È una sfida culturale che Tito deve saper cogliere per poter ri-edificare la comunità e i suoi valori positivi in chiave moderna, agendo simultaneamente su più fronti.
Innanzitutto, costruendo un’autocoscienza storica per comprendere da dove si viene.
In secondo luogo, investendo – così come l’Amministrazione comunale sta lodevolmente facendo negli ultimi anni – in percorsi educativi e formativi e promuovendo la collaborazione tra scuola, centri di ricerca e realtà produttive aperte all’innovazione tecnologica.
Infine, fondando le prospettive future sull’intergenerazionalità e sull’integrazione delle persone che arrivano dall’Est e dal Sud del mondo.
È conveniente integrare gli immigrati
Nel 1991 gli abitanti di Tito sono diventati 5.722 e nel 2011 hanno raggiunto il tetto di 7.172. Nel frattempo, ci sono stati nuovi arrivi da paesi dell’Europa orientale (soprattutto di rumeni e ucraini) e dall’Africa. Alla fine del 2022, il numero degli immigrati regolari ha raggiunto la soglia di 325 mentre il totale della popolazione scende a 7.148 abitanti.
Negli ultimi anni, dunque, il trend demografico si avvia ad essere come quello nazionale. Il tasso di nascita si sta abbassando e l’età media s’innalza. Un equilibrio si potrà, dunque, raggiungere solo con nuovi arrivi di immigrati. Così come, del resto, è avvenuto nei secoli passati.
Per gestire consapevolmente questo processo ci vogliono, tuttavia, delle condizioni di base.
La prima è una condizione culturale: prendere atto che i movimenti migratori sono un fenomeno strutturale da governare nazionalmente e a livello europeo, mediante ingressi selettivi.
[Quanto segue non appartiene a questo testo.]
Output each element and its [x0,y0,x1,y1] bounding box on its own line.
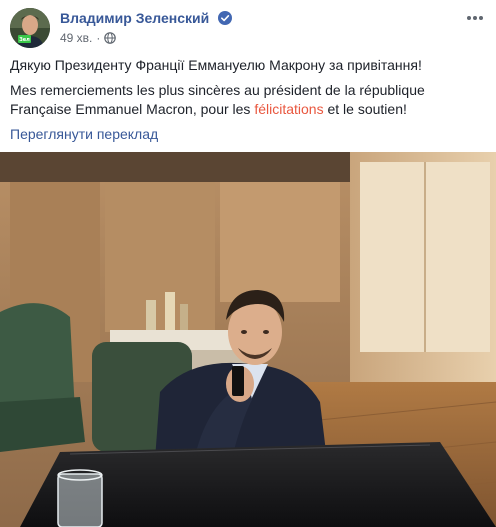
message-french-part2: et le soutien! [323,101,407,117]
message-ukrainian: Дякую Президенту Франції Еммануелю Макро… [10,57,422,73]
post-message: Дякую Президенту Франції Еммануелю Макро… [10,56,486,125]
message-french: Mes remerciements les plus sincères au p… [10,81,486,119]
post-photo-image [0,152,496,527]
message-french-highlight: félicitations [254,101,324,117]
author-name-link[interactable]: Владимир Зеленский [60,10,209,26]
verified-badge-icon [218,11,232,25]
post-header: Зел Владимир Зеленский 49 хв. · [10,8,486,48]
post-meta: 49 хв. · [60,31,117,45]
meta-separator: · [96,31,101,45]
post-timestamp[interactable]: 49 хв. [60,31,92,45]
globe-icon[interactable] [104,32,117,44]
post-photo[interactable] [0,152,496,527]
more-options-icon[interactable] [466,14,484,22]
facebook-post: Зел Владимир Зеленский 49 хв. · Дякую Пр… [0,0,496,527]
see-translation-link[interactable]: Переглянути переклад [10,126,158,142]
avatar-badge-text: Зел [19,37,30,43]
author-avatar[interactable]: Зел [10,8,50,48]
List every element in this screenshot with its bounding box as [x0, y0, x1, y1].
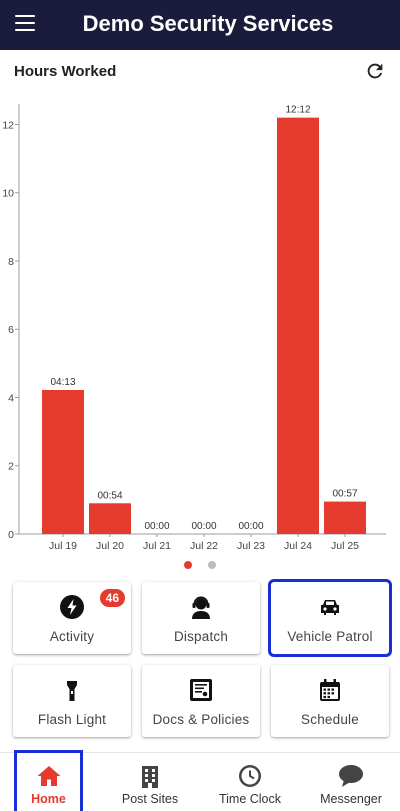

La seconda è una condizione politica e operativa: occorre integrare in profondità gli immigrati, trattando i loro figli come i nostri, attraverso l’educazione, l’istruzione, il lavoro.
Dovremo trasferire i giacimenti della nostra storia civile e culturale, il nostro paesaggio, la nostra lingua, che abbiamo ereditato dalle generazioni che ci hanno preceduto, non solo ai nostri figli ma anche ai figli di chi arriva da altre parti del mondo.
Non basta semplicemente accogliere gli immigrati. Serve anche la coscienza della nostra storia, fatta di arrivi e partenze, di conflitti virulenti e percorsi di integrazione. E la consapevolezza della sfida da affrontare nei prossimi anni. Centrale dovrà essere lo scambio intergenerazionale da progettare e realizzare nelle forme che il contesto nuovo permetterà. In una comunità che rifiorisce, si potranno finalmente creare le condizioni perché i nostri giovani diplomati e laureati – che continuano ad andare via – possano tornare.